First of all, the biggest damage to stock prices is almost always caused by the shorts who voice their thesis -- those known as activist shorts. Bill Ackman was not exactly shy about broadcasting his case against Herbalife, for example. David Einhorn publicly laid out the problems he saw with Lehman Brothers months before its collapse. Jim Chanos made no secret of his issues with Enron. The resulting damage to share prices likely wasn't from short bets themselves but rather the issues these investors brought to the public's attention. And simply publicizing a thesis doesn't guarantee success. Shares of Herbalife, which denies Ackman's contention that it is a pyramid scheme, have rallied 43 percent this year.
Additionally, the crusade for more transparency begs the question about the size of shorts that need to be disclosed? Borrowing shares from a brokerage and selling them is a risky proposition because potential profits are capped at 100 percent while potential losses could theoretically be much higher than 100 percent. Plus the cost of the loans goes up quickly as demand from shorts grows. So it's likely going to be somewhat rare for short bets from individual firms to ever register a high percentage of a company's stock.
If the bar is set too low, investors will comb through the data to track down where bets are being placed by short sellers with a good track record. What then? Do you force shorts to disclose their thesis? Because what if the bet is not that a company is going under but simply part of a pair trade where the shares are sold to finance the purchase of stock in a company the investor believes will outperform it?
The truth is, if a company can essentially be taken out of business through a campaign by a short seller, something most likely is gravely wrong. Blaming shorts for their demise was what Ken Lay did at Enron and what Dick Fuld did at Lehman Brothers and what Jimmy Cayne did at Bear Stearns. In retrospect, does anyone believe that these firms would still be around if it weren't for those rapscallion short sellers?
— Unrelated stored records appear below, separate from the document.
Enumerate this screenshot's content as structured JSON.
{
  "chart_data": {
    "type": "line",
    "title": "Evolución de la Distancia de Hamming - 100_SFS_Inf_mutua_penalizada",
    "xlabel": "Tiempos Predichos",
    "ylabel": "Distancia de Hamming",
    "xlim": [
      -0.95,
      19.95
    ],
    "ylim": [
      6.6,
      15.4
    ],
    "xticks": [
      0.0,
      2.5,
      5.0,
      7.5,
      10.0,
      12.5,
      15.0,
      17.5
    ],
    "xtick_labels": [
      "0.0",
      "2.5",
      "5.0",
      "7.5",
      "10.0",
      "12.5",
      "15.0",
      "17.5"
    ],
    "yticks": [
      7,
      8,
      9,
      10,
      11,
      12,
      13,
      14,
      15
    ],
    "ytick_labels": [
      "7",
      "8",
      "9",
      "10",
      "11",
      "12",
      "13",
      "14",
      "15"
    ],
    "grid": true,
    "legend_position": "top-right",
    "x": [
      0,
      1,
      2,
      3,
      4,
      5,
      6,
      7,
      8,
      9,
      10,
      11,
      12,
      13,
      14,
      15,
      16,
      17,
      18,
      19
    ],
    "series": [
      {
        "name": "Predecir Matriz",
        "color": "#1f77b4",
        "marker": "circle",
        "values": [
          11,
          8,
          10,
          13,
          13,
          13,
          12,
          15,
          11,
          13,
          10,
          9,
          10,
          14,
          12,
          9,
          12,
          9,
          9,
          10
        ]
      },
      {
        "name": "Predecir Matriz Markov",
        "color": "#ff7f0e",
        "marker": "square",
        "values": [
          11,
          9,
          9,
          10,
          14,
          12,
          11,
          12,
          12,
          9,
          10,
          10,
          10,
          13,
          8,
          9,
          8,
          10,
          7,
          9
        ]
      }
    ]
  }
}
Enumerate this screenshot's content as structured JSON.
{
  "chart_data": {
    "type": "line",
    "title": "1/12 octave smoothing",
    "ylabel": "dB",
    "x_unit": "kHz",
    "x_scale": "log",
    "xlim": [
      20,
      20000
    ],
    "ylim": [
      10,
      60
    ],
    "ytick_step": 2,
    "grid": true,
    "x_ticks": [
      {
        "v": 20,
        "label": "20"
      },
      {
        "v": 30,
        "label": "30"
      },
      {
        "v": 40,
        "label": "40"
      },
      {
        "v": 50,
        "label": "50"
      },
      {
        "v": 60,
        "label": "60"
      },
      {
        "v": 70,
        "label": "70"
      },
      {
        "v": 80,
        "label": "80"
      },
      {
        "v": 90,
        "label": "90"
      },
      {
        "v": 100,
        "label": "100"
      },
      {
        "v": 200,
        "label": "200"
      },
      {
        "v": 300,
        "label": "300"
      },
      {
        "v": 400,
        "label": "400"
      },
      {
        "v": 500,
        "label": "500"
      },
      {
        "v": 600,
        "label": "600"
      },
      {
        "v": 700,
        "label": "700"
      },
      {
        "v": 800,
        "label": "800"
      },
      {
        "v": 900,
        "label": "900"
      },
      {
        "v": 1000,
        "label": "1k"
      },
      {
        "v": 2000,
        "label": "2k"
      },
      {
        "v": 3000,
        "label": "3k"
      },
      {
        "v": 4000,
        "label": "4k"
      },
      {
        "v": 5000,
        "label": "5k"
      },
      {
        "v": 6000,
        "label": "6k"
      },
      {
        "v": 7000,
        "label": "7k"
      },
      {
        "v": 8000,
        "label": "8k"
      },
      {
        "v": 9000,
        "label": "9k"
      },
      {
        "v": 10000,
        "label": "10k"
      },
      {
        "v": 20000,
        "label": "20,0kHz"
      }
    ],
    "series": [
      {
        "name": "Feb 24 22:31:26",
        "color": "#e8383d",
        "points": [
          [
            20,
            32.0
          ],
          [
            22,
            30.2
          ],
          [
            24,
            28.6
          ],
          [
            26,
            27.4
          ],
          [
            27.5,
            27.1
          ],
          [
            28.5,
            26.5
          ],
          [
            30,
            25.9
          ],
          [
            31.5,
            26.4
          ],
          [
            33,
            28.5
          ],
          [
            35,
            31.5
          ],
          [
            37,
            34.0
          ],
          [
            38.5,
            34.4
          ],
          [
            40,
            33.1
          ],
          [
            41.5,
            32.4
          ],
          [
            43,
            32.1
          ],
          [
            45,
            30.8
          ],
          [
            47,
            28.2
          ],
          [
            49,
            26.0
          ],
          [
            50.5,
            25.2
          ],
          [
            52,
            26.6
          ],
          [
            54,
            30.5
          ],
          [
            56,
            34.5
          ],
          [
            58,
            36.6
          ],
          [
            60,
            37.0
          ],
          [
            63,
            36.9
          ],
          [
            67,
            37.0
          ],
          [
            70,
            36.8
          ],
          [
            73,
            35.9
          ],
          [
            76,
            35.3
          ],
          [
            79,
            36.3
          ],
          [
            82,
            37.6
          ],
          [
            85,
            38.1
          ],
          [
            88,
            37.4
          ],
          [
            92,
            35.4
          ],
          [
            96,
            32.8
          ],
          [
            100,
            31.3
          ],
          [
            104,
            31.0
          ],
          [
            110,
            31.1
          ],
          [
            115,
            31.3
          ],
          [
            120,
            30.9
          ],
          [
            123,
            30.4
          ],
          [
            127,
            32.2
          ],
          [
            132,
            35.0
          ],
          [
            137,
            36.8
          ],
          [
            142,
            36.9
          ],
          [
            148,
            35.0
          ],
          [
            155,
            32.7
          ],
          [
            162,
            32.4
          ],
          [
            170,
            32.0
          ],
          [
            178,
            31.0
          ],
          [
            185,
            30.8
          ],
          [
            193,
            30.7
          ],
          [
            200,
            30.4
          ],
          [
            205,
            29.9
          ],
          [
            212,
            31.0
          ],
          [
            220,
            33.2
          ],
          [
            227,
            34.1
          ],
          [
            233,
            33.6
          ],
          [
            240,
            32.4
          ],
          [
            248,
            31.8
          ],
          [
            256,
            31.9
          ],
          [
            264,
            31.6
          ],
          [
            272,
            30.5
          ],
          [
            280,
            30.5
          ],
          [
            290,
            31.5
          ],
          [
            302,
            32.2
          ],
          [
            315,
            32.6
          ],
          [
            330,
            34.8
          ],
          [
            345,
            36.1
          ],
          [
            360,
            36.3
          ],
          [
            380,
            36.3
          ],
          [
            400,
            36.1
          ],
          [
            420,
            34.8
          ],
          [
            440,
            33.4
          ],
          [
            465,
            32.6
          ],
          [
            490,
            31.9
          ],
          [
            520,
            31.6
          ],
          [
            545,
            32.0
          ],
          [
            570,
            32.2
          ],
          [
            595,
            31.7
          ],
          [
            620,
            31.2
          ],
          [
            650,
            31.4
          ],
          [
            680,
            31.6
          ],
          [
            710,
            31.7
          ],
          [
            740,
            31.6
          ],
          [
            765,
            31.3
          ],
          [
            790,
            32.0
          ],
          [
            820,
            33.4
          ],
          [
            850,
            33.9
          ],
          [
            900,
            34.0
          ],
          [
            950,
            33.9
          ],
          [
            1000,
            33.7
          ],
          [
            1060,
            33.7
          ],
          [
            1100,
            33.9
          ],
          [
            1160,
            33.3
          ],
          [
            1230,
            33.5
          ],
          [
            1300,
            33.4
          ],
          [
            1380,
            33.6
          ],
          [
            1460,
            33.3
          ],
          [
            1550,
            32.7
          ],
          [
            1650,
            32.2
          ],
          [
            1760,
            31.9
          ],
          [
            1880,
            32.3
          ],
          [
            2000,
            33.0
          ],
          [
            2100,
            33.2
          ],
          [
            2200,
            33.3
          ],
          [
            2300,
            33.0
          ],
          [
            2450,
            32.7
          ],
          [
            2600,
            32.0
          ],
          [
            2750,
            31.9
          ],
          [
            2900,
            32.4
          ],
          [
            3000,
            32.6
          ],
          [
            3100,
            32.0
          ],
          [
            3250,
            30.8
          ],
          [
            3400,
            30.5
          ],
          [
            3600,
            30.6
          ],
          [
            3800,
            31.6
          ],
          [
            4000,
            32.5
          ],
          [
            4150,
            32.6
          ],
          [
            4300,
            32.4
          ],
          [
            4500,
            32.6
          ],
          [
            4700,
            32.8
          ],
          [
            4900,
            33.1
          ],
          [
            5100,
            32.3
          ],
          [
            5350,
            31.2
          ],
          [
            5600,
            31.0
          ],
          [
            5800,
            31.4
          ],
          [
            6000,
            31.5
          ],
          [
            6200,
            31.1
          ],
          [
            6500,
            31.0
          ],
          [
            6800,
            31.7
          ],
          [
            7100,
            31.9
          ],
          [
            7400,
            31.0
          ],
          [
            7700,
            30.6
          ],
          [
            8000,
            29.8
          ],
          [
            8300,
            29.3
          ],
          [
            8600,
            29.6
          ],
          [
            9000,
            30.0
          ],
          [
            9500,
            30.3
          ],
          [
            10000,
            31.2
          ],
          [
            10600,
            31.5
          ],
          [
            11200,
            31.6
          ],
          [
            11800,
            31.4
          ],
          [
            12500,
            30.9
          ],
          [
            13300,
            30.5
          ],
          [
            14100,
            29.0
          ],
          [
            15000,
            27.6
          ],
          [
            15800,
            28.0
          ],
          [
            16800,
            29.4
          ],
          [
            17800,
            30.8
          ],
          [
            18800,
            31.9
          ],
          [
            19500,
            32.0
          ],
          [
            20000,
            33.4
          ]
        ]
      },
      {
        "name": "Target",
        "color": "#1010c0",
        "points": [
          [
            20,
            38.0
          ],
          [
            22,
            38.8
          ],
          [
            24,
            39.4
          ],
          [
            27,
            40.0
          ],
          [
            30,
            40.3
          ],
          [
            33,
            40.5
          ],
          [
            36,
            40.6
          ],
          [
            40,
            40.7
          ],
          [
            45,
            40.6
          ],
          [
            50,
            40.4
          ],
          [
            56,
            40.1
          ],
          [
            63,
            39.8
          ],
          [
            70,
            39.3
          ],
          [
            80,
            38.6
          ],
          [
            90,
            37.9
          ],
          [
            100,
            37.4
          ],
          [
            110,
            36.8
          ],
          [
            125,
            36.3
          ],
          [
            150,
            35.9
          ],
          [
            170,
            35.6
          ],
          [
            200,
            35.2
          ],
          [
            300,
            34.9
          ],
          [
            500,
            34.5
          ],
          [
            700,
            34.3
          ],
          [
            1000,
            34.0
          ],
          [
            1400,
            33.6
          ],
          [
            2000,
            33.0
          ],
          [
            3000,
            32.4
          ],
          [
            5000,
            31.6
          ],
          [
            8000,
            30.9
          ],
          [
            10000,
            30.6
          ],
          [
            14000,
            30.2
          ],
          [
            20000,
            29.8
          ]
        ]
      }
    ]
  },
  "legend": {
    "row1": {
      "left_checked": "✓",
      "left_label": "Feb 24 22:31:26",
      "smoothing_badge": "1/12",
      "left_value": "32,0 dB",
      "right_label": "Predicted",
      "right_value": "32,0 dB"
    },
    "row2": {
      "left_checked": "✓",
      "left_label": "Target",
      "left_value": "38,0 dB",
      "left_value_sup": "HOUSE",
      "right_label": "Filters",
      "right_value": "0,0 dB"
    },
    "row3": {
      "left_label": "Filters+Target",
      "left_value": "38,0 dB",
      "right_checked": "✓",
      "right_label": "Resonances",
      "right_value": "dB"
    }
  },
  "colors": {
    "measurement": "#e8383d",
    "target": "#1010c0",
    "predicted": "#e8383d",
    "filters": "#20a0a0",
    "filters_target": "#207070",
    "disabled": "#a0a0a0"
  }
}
It's a good time to remind everyone to stop treating shorts like villains and treat them like what they really are -- investors just trying to make a buck through fundamental research.
And for the proverbial average mom-and-pop 401(k)-style investors who may be influenced by all the vilification of short sellers, consider this: they are receiving a great benefit from the shorts and may not even realize it. Even companies with angelic reputations like Vanguard lend shares to short sellers in exchange for interest payments. In return, they get a nice little stream of revenue that helps them keep the cost of managing their nest eggs as low as possible.
As White said, the SEC has prosecuted and will continue to prosecute those who spread falsehoods to benefit a short bet, just as they prosecute those who promulgate falsehoods to benefit a pump-and-dump long bet.
It's prudent for her to twirl her baton from time to time. When it comes time to cracking skulls with it, however, she's going to need to make sure she has the right targets in her sights, and not just the usual suspects.
This column does not necessarily reflect the opinion of Bloomberg LP and its owners.